The neighbors in my village have hinted they don’t think Carlitos is all there. He’s a loco perdido (lost crazy person), they say, and the school won’t accept him. He’s a quiet boy, lives inside his head and almost never speaks. Other kids don’t invite him to kick a ball around the street or play games. I see nothing wrong with my boy. I don’t care if his eyes don’t work together, maybe he sees and understands things other children with their perfect eyes can’t. Nonetheless, I don’t altogether trust his judgment. Whenever we go out I hold fast to his hand. I won’t let him skip ahead on his own.

We stepped off the bus and inhaled the sickening fumes as it rumbled away. All my senses are alert when we make this trip. I smell and hear danger all around me and become extra protective of Carlitos. I grasp his hand tightly and we walk toward my sister’s apartment. I call her on my cell just to let her know we’ll be knocking on her door in a few minutes. Her voice is reassuring. It’s only 5:30 but already it’s night here in December and there’s no light on the sidewalk. I have premonitions, but tell myself to relax, we’re almost there. I look over my shoulder every few minutes to see if anyone is following us. We are alone as we hurry over the uneven pavement in the dark.

It happened so quickly, I can’t explain what preceded it. A crazed man appeared from nowhere and snatched Carlitos out of my grip, bent him backward by the hair and held a knife to his throat. Carlitos didn’t cry or scream, just remained quiet like a big limp doll. Bolsa, the man indicated, gesturing with his head toward my purse.

I remembered the common wisdom of my pueblo. All Mexico knows it. Now was my time, the test.  I had to do it even though it went completely against my instincts as a mother to yell for help and try to defend my child.

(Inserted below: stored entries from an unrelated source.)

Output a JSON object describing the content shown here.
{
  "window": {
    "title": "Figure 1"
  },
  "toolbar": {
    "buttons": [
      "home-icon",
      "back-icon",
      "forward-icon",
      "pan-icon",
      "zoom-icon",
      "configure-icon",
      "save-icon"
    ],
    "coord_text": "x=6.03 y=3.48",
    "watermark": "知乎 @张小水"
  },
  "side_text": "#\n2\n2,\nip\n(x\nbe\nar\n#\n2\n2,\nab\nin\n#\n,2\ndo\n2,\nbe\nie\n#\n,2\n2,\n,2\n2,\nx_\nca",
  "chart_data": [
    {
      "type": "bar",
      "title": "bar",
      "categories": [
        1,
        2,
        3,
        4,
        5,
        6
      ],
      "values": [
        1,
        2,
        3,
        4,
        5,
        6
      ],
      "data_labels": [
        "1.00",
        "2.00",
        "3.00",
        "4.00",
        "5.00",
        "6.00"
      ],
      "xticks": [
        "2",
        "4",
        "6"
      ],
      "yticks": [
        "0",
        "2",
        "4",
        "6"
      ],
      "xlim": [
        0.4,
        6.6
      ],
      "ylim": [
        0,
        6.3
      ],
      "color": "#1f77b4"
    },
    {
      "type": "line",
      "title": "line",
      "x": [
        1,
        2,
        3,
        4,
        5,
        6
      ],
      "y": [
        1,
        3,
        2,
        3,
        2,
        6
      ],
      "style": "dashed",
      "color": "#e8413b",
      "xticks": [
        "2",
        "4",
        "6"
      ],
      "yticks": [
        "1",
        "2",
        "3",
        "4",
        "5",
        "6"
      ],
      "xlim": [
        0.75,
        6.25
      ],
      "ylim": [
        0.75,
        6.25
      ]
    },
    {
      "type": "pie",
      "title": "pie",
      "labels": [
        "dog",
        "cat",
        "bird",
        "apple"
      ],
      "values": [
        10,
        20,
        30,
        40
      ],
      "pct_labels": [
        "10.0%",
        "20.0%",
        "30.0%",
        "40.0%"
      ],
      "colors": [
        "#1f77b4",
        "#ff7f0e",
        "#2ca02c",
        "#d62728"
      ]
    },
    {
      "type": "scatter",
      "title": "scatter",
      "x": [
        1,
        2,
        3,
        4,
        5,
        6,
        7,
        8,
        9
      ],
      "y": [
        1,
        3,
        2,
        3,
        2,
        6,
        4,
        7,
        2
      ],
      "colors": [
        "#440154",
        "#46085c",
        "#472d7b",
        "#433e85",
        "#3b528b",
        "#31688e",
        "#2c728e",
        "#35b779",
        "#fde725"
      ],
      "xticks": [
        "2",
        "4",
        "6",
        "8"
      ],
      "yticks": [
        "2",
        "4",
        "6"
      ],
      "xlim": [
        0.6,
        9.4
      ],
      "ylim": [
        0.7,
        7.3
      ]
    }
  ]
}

Never look a thief in the face. That is the wisdom of the street. The worst thing you can do is look a thief in the face. He’ll then do you more harm, maybe even kill you to stop you from identifying him. Don’t look at him, I repeated to myself again and again. I stared at my sneakers, their three colors, their worn places, their dirt. I prayed. I did not look up, did not look in his face. I saw him only one split second, Carlitos bent back, the knife...  I stared at my sneakers. First let go of my boy, I said as I started to slip the purse strap from my shoulder. He instantly dropped Carlitos to the ground, grabbed the purse and disappeared into the night.

Shaking, I knelt on the sidewalk and hugged Carlitos. What a brave young man you are, my son. I didn’t expect him to reply. We just hugged for a few moments. I remembered my cell phone still safe in my coat pocket and I called my sister, told her to notify the police and ask them to meet me at her address. The police came quickly and I reported the crime. Their first question to me was What did he look like, his clothes, his distinguishing features? 

I don’t know. I said. I looked only at my shoes.

It was then that my brilliant Carlitos found his voice. I know just what he looked like, Mamá. He wore a grey hoodie, had messy, long hair, red eyes, a scar on his cheek. Carlitos asked for paper and pencil and then drew a detailed portrait. I had never known he had that ability. No one had ever guessed he could draw like an adult.

We stayed in my sister’s apartment that night, too tired and shaken to take the bus home. Later we got a call from the police saying they had found the suspect with the help of Carlitos’s drawing. Next morning they called again to say they’d found my purse in the bushes near the crime scene . . . empty.

Carlitos and I were physically unharmed and went home more grateful than ever to have each other. For Three King’s Day I bought him crayons and paper. He’s now enrolled in the children’s art program at the church, and our little pueblo has begun to treat him with more respect. They now call him un genio loco—a crazy genius.